En 2008, la France a présidé le Conseil des Ministres de l'Union européenne et avait de ce fait les moyens de mettre ce point à l'ordre du jour. Le Gouvernement fut donc à nouveau sollicité par des questions écrites au Sénat (Q.E n° 05327 du 07/08/2008) et à l'Assemblée nationale (Q.E n° 32511 du 14/10/2008).

Hélas, une nouvelle fois, les réponses furent dilatoires, le ministre se bornant à indiquer qu'une évolution « requiert une réflexion avec nos voisins de l'Union européenne et une harmonisation sur le statut des élus locaux ». Une telle désinvolture est d'autant plus regrettable que, contrairement à ce que prétend le Gouvernement, de nombreux élus locaux sont concernés. Ainsi, pour les anciennes régions Lorraine et Alsace, plus de 300 élus locaux, dont une cinquantaine de maires, d'adjoints au maire et de présidents de communautés de communes, sont des travailleurs frontaliers.

Plusieurs parlementaires saisirent alors le Premier Ministre mais hélas, sans plus de succès (Q.E AN n° 52207 du 16/06/2009 ; Q.E Sénat n° 09949 du 27/08/2009). Ces questions avaient pourtant le mérite de poser clairement le problème. L'une indiquait notamment : « Le nombre de travailleurs frontaliers est en constante augmentation au sein de l'Union européenne. Or parmi ces travailleurs frontaliers beaucoup sont aussi des élus locaux (plus de 200 élus locaux frontaliers ont ainsi été recensés pour la seule région Lorraine ; ils travaillent en Belgique, au Luxembourg ou en Allemagne). Or chaque État européen dispose d'une législation spécifique organisant le statut de l'élu local et conciliant ses obligations professionnelles avec ses responsabilités électives. Il est donc particulièrement regrettable qu'il n'y ait pas au niveau européen une réglementation communautaire qui permette de généraliser les garanties professionnelles dont bénéficient les élus locaux travaillant dans un autre État. Il peut même arriver qu'une personne de nationalité luxembourgeoise soit par exemple élue dans une commune de Moselle où elle est domiciliée, tout en travaillant au Luxembourg. Même dans ce cas, l'intéressé ne bénéficie pas des garanties accordées par le Luxembourg aux élus locaux luxembourgeois. De nombreuses démarches ont donc été effectuées à juste titre par des élus locaux intéressés. Or en réponse, une lettre du Premier Ministre datée du 29 juillet 2009 et adressée à un adjoint au maire de Cattenom indique : « En l'absence de directive européenne s'imposant aux deux États membres spécifique à ce sujet, il ne m'appartient pas de me prononcer sur ce qui relève du droit national du travail du Grand-duché du Luxembourg. Aussi, je crois que la démarche que vous avez entreprise de plaider votre cause auprès des autorités luxembourgeoises est une bonne approche ». Un tel courrier semble tout à fait dilatoire car il ne s'agit pas de régler un problème individuel, ou même seulement la situation des élus locaux frontaliers français travaillant au Luxembourg. Il s'agit bien d'un problème général concernant l'ensemble de l'Union européenne. On peut donc regretter que, saisi de ce problème précis par plusieurs questions écrites, le ministre délégué aux Affaires européennes n'ait strictement rien fait pour alerter la Commission européenne, y compris à l'époque où la France présidait le conseil des Ministres européens ».

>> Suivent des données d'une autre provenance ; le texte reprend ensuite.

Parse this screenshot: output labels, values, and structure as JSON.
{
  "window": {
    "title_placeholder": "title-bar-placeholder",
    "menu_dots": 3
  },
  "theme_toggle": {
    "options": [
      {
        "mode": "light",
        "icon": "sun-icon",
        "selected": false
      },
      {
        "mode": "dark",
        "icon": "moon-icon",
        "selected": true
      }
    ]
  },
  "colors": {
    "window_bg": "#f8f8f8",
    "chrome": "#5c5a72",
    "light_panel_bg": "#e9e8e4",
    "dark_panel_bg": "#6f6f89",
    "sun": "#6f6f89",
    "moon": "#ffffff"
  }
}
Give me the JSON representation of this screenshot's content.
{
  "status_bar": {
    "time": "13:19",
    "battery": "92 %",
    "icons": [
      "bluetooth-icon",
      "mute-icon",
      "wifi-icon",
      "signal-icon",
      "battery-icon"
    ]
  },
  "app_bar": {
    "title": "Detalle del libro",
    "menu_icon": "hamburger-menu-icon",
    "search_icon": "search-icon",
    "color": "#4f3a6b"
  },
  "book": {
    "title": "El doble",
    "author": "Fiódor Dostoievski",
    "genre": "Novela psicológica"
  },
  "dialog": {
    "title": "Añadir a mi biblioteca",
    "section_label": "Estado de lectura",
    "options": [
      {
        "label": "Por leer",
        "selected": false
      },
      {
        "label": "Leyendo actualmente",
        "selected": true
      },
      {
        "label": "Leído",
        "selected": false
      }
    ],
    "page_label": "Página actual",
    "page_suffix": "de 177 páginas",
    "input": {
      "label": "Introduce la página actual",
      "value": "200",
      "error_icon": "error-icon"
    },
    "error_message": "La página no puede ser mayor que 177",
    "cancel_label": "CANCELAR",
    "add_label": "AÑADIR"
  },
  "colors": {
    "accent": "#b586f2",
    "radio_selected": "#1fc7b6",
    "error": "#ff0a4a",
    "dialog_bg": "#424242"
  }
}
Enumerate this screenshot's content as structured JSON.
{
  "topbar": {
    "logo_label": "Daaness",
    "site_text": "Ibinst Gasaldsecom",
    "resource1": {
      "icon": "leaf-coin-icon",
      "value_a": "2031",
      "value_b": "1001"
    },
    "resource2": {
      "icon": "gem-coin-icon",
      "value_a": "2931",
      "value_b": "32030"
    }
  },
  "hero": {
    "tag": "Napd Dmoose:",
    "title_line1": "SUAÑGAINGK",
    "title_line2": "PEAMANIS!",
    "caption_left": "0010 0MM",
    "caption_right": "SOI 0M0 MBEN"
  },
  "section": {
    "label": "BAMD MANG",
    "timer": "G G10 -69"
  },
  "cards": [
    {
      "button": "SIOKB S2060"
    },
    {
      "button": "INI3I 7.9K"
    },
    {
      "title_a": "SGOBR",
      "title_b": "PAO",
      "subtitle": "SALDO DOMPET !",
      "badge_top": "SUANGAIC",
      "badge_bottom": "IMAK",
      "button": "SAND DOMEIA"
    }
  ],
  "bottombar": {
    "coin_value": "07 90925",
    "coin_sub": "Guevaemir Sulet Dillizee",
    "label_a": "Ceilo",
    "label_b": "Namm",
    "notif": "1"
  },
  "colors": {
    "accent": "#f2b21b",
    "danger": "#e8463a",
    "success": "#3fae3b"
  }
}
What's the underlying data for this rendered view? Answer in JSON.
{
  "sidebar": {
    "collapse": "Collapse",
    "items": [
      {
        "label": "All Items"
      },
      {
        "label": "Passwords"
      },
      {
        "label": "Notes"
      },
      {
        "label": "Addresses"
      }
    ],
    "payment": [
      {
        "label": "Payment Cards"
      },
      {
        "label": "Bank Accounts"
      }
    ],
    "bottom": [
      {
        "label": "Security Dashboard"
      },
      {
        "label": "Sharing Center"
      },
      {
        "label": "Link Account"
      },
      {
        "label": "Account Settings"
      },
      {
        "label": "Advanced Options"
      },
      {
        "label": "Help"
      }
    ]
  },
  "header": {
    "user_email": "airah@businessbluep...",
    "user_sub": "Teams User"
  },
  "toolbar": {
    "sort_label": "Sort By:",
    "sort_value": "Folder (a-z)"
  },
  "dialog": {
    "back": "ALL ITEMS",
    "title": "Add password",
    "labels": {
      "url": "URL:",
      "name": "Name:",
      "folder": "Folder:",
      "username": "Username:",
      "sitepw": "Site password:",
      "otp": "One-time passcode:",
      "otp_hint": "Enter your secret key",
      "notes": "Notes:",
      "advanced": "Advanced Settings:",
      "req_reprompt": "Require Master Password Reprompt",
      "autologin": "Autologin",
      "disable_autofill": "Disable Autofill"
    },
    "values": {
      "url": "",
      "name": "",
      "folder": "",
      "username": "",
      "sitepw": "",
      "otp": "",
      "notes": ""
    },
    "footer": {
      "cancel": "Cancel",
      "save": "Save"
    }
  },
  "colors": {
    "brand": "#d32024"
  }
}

Suite aux élections présidentielles de juin 2012 puis de 2017, les gouvernements successifs ont hélas persisté dans une indifférence regrettable à l'égard des élus municipaux qui sont travailleurs frontaliers. La présente proposition de résolution européenne tend donc à demander au Gouvernement français de saisir, soit la Commission européenne, soit le Conseil des ministres, afin que soit élaborée une directive prévoyant que tout élu local dans un pays de l'Union européenne qui travaille dans un autre pays doit s'y voir reconnaître les mêmes garanties et protections professionnelles que celles dont disposent les élus locaux de ce pays.